FTC vacates non-compete clause rule and dismisses court appeals

The Federal Trade Commission (FCT) voted Friday to dismiss its circuit court appeals for the Non-Compete Clause Rule that was finalized last year, according to an FTC news release.
The commission voted 3-1 to dismiss the appeals in the Fifth and Eleventh Circuit Courts and accede to the vacatur. Decisions by lower courts were appealed by the Biden Administration, according to various media reports.
By dropping the appeals, the FTC is killing the rule.
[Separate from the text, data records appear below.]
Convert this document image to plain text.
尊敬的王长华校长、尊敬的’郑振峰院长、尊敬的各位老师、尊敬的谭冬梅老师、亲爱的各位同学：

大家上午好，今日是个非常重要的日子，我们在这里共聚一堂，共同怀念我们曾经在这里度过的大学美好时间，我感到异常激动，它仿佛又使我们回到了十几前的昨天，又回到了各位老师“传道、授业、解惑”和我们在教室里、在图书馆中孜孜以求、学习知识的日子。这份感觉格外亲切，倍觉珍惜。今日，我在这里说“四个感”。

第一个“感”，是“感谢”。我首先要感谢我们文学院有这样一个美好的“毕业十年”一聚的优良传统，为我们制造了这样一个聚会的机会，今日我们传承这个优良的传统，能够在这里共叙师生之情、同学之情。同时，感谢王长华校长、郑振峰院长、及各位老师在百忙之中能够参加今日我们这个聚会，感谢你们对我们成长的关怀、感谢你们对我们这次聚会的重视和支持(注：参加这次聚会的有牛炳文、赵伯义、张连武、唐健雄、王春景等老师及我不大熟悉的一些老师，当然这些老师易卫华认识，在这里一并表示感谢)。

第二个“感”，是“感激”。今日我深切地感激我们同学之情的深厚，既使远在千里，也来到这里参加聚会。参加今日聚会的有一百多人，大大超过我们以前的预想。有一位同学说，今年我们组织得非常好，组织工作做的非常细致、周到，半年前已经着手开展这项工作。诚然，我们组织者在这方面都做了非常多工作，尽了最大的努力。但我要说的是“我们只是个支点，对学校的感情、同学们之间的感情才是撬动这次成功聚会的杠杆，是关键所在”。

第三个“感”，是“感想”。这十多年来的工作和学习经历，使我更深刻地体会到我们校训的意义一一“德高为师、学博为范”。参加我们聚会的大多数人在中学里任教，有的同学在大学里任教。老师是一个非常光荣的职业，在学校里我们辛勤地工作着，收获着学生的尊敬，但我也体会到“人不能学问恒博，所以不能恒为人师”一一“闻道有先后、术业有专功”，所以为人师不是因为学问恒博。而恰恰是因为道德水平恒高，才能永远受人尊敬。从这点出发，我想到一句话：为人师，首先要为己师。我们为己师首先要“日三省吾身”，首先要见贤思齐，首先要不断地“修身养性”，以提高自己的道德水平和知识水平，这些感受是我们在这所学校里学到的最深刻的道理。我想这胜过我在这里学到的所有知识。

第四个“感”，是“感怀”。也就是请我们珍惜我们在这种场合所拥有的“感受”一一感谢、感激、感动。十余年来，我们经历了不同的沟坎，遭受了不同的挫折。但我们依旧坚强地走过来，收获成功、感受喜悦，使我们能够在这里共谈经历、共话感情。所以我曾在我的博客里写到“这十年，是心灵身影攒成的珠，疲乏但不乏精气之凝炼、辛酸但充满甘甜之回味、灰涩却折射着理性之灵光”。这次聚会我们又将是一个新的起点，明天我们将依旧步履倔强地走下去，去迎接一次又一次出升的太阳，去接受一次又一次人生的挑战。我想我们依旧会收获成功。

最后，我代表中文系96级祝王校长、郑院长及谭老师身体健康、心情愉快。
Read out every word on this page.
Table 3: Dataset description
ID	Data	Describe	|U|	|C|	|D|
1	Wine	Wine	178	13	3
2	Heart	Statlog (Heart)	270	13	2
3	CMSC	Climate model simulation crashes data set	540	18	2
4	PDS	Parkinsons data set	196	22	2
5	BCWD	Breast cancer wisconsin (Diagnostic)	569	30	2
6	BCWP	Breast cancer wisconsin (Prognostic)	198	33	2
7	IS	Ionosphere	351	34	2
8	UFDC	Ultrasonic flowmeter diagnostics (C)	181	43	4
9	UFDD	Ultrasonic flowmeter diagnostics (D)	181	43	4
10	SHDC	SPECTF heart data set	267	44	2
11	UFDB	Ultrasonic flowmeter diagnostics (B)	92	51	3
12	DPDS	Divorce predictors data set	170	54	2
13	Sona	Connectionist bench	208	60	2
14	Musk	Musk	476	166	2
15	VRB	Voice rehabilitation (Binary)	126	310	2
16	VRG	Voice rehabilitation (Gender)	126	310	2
“That Rule purported to ban almost all contracts in which an employee agreed not to work for his or her employer’s competitor after his or her employment,” FTC Chairman Andrew N. Ferguson said in a prepared statement following the vote. “It did so prospectively and retrospectively, extinguishing thirty million existing private contracts. It preempted the laws of all fifty states and actively displaced hundreds of existing laws across forty-six states. It redistributed nearly a half trillion dollars of wealth within the general economy, and it purported to render categorically unlawful a species of contract that has been lawful since the eighteenth century by reimagining a single clause tucked away in an ancillary provision of a century-old statute.”
The rule was finalized by Lina Khan, former FTC chair and an appointee of President Joe Biden. It would have become effective 120 days after publication in the Federal Register in April 2024, but was immediately met with lawsuits. It was never enforced.
Non-compete clauses would no longer be allowed in contracts, paperwork, websites, or guides if the rule were enforced.
The clauses would only have been allowed for current senior executives, defined as employees making more than $151,165 annually and involved in policymaking. Businesses would have been prohibited from creating new non-compete agreements with future executives.
The rule did not apply to franchisor/franchisee contracts, but it did apply to employees working at franchises.
It also did not apply to noncompete clauses involving the sale of a business entity, a person’s ownership interest in a business entity, or all or substantially all of a business entity’s operating assets, according to language in the rule.
A seller would have been able to still agree to a non-compete clause under the rule. However, it would prohibit a non-compete clause for any workers of a business being sold.
Mark Cunningham, Partner at Jones Walker LLP, previously told RDN that the selling of a business exception only applied to owners with 25% or more of the ownership stake.
Cunningham said the FTC rule stemmed from previous FTC lawsuits involving fast food chains that placed non-compete clauses on low-income workers.
He said the FTC was most likely to pay attention to any violations against hourly workers who have no leverage.